Effective July 1, 2015, Tennessee law amended Tennessee code title 67, chapter 6, part 5 by including a provision that out-of-state retailers have a rebuttable presumption that they have nexus and must collect sales and use tax from Tennessee customers.  This is applicable if a dealer has a representative, agent, salesperson, or the like operating in Tennessee for the purpose of making sales.  An out-of-state dealer is presumed to have substantial nexus in Tennessee if:

  1. The dealer enters into an agreement or contract with one or more persons located in Tennessee for which the person, for a commission or other consideration, refers the potential customers to the dealer by a link on a website or by other means; and
  2. The dealer’s cumulative gross receipts from the retail sales made because of the above agreement exceed $10,000 during the preceding 12 months.
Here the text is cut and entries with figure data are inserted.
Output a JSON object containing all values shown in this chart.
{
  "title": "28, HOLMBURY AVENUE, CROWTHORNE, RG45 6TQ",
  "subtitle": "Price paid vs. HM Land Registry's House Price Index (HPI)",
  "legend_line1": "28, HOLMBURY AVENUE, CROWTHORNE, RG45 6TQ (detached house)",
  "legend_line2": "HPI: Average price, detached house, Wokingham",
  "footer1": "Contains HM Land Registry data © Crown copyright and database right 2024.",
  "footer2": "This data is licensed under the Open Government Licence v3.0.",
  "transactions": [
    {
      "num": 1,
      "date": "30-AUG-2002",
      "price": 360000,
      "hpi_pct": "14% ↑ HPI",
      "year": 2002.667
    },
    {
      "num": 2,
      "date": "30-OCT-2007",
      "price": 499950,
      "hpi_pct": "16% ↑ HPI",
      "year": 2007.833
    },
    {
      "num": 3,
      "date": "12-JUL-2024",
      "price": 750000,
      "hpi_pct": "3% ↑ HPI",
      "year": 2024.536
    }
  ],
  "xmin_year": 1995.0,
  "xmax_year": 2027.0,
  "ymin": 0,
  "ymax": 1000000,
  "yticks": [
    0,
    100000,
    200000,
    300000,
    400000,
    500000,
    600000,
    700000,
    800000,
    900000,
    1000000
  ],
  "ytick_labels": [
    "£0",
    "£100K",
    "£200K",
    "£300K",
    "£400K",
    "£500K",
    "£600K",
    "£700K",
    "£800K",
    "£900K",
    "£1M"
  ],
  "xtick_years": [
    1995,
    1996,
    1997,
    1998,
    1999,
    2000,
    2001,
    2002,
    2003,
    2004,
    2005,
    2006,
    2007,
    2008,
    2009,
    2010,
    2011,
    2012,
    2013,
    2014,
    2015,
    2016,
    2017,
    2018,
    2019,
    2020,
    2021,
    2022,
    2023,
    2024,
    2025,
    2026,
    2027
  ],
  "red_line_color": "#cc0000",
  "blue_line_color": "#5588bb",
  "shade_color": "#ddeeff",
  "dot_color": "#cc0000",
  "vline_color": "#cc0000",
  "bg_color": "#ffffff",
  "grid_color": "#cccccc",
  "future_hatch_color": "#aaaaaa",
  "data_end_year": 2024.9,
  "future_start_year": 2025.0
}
It is possible for the out-of-state dealer to rebut the presumption that it has substantial nexus and an agreement with an in state representative to refer potential customers.  This is done by proving that the referring entity’s activities did not substantially contribute to its market in Tennessee during the past year.  It is stated that a dealer may rebut the presumption only by clear and convincing evidence that the person with whom it has an agreement did not conduct activities in Tennessee during the time period that would substantially contribute to the dealer’s market in Tennessee.